Yes, Lendl is the pride of Litchfield County -- though I gather that, on account of his daughters' golf, he's now spending more time in Florida. I think it's waaaay premature to start likening Djokovic to Marat Safin. But I do agree that he's become a bit of an enigma. He wins the 2008 Australian Open, beating Federer in the process; but then regresses. He bookends his year by winning the Masters Cup; but then starts slowly in '09. Factor in the blows he is taking in the "court of public opinion," the questions about his courage, and he's at a bit of a crossroads. But let's step back a bit: it's the rare player whose career traces a perfect arc on a graph. If he still hasn't reached a final by the summer, let's revisit.

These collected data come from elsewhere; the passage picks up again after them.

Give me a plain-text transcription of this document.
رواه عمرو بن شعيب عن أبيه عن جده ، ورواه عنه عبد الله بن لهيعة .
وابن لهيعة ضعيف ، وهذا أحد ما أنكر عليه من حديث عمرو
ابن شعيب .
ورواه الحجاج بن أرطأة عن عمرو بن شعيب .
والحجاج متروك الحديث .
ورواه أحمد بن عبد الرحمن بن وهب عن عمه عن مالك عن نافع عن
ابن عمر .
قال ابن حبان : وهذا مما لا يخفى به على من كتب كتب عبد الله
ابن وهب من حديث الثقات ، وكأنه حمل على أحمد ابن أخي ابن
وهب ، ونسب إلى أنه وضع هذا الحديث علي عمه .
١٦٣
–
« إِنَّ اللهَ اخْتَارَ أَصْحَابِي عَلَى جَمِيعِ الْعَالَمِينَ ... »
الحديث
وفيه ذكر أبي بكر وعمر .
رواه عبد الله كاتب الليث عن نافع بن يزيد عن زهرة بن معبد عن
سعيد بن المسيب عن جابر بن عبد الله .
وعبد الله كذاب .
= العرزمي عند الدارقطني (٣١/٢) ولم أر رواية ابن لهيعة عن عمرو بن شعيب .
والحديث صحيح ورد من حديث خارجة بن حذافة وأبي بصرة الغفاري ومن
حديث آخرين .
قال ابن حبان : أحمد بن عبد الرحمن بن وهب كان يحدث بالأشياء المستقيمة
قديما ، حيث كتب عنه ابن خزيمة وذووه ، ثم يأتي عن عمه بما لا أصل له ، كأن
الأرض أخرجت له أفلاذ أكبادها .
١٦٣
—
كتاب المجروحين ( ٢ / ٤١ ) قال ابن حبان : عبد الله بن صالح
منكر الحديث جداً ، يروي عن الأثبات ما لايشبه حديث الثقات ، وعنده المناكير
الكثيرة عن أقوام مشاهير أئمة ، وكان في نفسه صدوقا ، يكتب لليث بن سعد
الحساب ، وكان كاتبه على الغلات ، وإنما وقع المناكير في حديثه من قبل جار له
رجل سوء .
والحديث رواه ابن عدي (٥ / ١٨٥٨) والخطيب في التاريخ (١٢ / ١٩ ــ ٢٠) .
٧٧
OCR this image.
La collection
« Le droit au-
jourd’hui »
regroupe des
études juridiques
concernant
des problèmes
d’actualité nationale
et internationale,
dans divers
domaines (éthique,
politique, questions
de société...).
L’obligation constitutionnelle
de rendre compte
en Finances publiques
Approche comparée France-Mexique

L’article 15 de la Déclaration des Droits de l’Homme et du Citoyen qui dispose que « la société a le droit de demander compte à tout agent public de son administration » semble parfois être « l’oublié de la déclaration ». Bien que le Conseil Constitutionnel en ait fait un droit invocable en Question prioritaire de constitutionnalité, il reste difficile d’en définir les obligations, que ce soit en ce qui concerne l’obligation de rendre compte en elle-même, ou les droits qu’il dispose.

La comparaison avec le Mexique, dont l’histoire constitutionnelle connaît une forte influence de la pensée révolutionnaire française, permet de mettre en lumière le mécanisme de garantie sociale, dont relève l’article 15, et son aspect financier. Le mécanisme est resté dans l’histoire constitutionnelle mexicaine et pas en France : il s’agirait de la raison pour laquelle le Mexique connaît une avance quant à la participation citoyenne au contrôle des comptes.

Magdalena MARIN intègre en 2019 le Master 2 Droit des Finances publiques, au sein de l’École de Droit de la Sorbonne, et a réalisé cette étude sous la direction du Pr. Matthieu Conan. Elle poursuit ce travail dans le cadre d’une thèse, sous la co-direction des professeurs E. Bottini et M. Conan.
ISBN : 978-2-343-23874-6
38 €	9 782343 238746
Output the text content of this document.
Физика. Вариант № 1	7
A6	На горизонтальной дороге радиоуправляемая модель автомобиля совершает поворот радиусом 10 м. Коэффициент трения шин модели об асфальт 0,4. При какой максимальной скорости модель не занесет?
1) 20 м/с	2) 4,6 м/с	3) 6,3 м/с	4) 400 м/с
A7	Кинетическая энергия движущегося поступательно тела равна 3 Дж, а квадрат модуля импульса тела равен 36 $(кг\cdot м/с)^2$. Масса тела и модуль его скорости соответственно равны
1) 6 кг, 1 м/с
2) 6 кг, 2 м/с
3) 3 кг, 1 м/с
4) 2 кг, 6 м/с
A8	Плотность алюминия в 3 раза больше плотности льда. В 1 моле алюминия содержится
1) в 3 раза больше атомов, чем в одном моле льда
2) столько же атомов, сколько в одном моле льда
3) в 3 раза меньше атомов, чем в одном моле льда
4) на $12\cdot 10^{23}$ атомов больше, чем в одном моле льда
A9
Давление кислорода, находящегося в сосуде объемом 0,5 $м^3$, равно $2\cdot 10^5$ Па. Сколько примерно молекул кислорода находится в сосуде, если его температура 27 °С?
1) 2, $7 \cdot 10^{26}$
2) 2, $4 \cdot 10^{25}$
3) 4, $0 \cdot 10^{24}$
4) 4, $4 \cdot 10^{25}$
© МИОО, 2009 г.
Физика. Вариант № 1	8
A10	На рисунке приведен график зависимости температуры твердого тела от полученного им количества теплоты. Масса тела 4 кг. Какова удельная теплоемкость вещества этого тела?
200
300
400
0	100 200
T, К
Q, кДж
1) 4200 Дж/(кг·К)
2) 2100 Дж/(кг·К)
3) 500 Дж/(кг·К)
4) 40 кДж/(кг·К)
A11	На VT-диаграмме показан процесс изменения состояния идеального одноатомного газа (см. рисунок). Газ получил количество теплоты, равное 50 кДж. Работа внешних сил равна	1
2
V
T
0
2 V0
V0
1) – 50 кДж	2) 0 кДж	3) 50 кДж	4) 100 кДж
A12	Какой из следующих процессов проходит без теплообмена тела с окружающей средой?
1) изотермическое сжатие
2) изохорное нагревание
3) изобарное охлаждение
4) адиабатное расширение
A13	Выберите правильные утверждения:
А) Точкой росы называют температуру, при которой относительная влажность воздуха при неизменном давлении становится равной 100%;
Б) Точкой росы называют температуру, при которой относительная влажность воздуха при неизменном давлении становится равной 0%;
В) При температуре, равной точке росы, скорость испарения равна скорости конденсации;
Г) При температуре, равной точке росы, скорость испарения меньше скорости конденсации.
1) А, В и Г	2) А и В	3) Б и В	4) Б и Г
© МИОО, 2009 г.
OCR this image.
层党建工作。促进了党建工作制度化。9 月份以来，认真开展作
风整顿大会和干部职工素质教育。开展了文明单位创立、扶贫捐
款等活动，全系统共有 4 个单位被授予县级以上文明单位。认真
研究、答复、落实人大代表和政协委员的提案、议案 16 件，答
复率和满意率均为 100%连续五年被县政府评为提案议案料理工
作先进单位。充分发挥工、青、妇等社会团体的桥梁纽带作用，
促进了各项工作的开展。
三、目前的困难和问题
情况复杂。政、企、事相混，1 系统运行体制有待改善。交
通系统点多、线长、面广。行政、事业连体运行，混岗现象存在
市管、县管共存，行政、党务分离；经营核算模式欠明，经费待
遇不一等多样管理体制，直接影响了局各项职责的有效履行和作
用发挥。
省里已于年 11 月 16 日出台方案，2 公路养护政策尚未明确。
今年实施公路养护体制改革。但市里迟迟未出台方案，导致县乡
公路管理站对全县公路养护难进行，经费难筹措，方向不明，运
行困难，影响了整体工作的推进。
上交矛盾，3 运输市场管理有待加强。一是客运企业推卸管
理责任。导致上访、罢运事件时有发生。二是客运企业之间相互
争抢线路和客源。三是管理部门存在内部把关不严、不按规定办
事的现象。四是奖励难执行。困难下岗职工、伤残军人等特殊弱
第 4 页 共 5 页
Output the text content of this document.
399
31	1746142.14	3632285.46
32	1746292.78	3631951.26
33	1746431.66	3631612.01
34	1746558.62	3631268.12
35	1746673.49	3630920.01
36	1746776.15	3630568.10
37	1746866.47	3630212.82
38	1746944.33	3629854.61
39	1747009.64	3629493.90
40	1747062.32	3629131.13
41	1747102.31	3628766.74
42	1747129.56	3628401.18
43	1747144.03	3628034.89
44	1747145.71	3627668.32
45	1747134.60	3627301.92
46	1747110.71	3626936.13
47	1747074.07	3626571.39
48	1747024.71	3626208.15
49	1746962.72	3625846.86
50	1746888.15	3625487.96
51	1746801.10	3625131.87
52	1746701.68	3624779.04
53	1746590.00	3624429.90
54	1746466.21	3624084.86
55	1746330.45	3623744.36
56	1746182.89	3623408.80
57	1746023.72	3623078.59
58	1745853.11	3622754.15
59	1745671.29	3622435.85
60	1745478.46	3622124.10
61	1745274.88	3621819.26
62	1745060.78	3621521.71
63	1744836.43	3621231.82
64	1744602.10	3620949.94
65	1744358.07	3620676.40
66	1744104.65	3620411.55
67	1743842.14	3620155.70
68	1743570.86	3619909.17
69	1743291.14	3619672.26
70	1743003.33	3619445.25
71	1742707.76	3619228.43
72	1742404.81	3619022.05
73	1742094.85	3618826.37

The '09 Australian Open featured siblings winning both the men's doubles (Bryans) and the women's doubles (Williams). Has this ever happened before and when?
-- Ted Ying, Laurel, Md.

Greg Sharko says it has never happened before. So it has never happened before. Actually, re: last week's question about the top eight seeds all reaching the quarters of a major, the crack ITF researchers tell us that it happened at 1960 at Wimbledon. The top eight seeds in that tourney were:

1. Neale Fraser
2. Barry Mackay
3. Rod Laver
4. Luis Ayala
5. Nicola Pietrangeli
6. Roy Emerson
7. Ramanathan Krishnan
8. Butch Bucholz

The four top players all come from a country that starts with an "S" -- Spain, Switzerland, Serbia and Scotland. Has this ever happened before?
-- Molly Dixon, Georgetown, Texas

Don't you remember the quartet from Swaziland, Senegal, St. Lucia and the Solomon Islands? How quickly we forget.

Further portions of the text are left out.